This week in Subtraction, we’re making foosball players on the wood lathe. Supposedly, we’re going to play an actual game with our players, but hopefully I will not play. I’m terrible and don’t particularly like the game– in terms of tabletop fictional sports, I prefer air hockey. (So Canadian of me!)
I’ll be position 12 on these fictional teams. Go fighting Blues!
I saved my firewood from last week to use this week, a decision I was glad for when I saw my classmates scramble to glue plywood together. My firewood is very soft, but it seemed a solid decision when a few of their glued pieces fell apart on the lathe. I also had enough material to spare half of my wood for a jig.
On Saturday, Nate and I worked together to produce this little jig. I took down the wood, but I got distracted and let the scraper go flying when Swapna walked into the shop. She made me take a break and took down more of it– accidentally rounding the part we wanted for the jig. Woops! Thank you, Swapna, though– it was very kind of her to force me off the lathe. I guess I was more shaken than I thought I was.
We learned many things in making the jig, including how to use the 4 jaw chuck and how to get the headstock pinned. There was a lot more mental math than I’d like this week– I think everyone had trouble trying to figure out how to get 90/180 degrees when they’re divided by 5!

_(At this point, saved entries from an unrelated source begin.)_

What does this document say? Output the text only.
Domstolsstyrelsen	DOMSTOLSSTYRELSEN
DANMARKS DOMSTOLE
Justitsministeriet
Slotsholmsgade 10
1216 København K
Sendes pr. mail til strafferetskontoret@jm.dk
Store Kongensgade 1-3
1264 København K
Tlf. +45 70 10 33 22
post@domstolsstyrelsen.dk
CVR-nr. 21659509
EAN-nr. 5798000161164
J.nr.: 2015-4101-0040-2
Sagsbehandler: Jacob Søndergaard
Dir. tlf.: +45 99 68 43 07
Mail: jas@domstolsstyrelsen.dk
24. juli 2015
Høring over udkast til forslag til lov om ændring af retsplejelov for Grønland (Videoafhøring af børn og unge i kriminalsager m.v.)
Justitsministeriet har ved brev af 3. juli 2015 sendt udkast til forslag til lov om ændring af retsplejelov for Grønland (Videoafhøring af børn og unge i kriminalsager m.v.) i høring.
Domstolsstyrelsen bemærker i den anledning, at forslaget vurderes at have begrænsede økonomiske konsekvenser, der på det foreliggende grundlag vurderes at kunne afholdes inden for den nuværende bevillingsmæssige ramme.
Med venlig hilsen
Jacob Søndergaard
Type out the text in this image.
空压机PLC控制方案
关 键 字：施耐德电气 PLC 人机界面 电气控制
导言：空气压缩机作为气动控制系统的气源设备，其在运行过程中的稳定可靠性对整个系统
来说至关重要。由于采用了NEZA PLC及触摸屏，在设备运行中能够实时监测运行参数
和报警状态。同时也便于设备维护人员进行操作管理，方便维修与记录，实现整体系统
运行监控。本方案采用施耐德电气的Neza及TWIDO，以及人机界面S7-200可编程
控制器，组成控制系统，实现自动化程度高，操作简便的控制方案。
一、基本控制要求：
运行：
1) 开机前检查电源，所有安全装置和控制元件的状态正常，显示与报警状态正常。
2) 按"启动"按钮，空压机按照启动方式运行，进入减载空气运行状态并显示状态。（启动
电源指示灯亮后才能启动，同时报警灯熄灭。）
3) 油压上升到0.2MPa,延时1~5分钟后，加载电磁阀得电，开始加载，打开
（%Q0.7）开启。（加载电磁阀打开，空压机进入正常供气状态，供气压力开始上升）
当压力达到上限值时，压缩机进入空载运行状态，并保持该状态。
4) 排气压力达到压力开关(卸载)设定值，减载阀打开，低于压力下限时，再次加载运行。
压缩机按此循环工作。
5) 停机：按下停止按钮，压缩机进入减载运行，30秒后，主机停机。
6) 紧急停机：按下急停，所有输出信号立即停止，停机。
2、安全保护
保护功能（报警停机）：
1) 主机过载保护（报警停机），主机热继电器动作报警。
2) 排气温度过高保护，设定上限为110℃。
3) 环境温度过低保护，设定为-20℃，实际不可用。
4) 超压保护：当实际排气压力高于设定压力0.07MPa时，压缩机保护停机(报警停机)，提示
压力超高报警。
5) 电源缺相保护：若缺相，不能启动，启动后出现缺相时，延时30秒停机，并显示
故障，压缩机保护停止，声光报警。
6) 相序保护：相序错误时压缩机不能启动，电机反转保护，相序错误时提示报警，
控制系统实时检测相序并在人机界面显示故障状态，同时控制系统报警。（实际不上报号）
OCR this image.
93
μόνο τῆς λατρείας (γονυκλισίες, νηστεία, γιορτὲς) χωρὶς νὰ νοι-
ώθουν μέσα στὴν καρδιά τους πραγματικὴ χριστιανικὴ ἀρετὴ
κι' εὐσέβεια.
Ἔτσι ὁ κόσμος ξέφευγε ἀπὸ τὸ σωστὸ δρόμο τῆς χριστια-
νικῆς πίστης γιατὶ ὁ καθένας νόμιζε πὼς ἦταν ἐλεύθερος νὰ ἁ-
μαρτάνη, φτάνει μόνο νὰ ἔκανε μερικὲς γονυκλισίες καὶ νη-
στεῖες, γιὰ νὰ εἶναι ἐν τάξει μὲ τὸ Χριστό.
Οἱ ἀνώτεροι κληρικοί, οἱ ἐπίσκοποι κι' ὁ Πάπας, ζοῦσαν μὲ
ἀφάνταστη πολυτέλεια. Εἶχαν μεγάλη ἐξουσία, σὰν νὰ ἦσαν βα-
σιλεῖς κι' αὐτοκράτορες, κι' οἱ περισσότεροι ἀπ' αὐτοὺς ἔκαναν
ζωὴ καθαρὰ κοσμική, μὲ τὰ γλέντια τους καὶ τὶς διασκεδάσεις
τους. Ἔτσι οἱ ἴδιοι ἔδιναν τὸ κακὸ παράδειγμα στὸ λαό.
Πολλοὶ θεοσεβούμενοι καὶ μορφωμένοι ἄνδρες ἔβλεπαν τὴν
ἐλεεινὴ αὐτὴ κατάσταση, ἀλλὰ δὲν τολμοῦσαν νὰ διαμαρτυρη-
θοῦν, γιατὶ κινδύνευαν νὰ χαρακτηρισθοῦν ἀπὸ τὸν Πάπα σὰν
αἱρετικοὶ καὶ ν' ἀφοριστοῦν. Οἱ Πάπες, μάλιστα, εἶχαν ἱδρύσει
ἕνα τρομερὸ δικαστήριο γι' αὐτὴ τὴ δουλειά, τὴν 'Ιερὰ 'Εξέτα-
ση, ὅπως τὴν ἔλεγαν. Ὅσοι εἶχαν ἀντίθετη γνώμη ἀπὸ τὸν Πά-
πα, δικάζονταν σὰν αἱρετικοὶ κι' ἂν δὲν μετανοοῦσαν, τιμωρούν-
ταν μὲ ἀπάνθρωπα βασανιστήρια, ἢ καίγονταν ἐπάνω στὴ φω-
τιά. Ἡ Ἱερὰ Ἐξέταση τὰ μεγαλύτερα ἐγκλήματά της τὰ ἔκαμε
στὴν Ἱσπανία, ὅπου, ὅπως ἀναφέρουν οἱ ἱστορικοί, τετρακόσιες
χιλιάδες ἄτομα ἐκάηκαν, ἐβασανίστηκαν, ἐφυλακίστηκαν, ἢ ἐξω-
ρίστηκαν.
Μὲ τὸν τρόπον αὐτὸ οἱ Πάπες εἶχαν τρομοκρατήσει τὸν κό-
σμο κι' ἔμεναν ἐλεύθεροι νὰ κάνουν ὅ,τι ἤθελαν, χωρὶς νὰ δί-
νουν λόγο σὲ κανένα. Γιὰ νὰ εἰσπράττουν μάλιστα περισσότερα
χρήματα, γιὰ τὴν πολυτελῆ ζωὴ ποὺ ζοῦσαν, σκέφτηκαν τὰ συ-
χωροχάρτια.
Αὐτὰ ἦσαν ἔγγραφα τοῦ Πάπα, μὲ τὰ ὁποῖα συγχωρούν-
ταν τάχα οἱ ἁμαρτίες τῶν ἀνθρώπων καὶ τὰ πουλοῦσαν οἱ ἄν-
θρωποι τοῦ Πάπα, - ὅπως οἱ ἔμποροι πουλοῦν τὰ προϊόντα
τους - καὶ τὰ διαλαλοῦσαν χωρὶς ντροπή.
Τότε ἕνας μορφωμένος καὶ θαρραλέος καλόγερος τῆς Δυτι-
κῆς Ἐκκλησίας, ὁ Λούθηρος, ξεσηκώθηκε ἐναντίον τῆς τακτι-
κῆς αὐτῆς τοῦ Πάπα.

Here’s the jig, along with the taken down firewood for my actual piece. Since the jig was narrower than expected, we put the other hole 90 degrees from the one visible here.
Sunday was the day I thought I’d finish off the assignment, but so did everyone else! Since you can’t book timeslots for the lathe, I made a little signup sheet– to the consternation of everyone on the list after #6… Sorry guys.
While I waited for my turn, I came up with ideas of how to make my foosball player unique. Since I didn’t want my team to lose, I stayed away from the ideas that seemed unstable, and settled on the chess piece.
When I actually turned, I thought I might do a knight instead of the Queen that I drew. To make a Queen’s crown seemed like a lot of whittling that I didn’t want to do. Here’s the piece after sanding on the lathe.
Unfortunately, as I added details on the helmet, I kinda got disatisfied and sanded the whole thing down to a flat top. It’s now a castle! I tested the thing out on the actual foosball table (hanging out with the goalie here) and it looks pretty good.
Unfortunately, I discovered that, though the hole goes straight through, it’s slightly misaligned from the other side. Here you can see where the hole should be through my misaligned hole. Fortunately, this gave me a reason to finally use my deburring tool– if I tried to just drill it, the bits slip to where the hole already exists. The deburring tool let me take off just the bottom left corner.
With a little more drilling and deburring, it fits! Now I can let Monday come with no worries– my piece will fit into spot #12.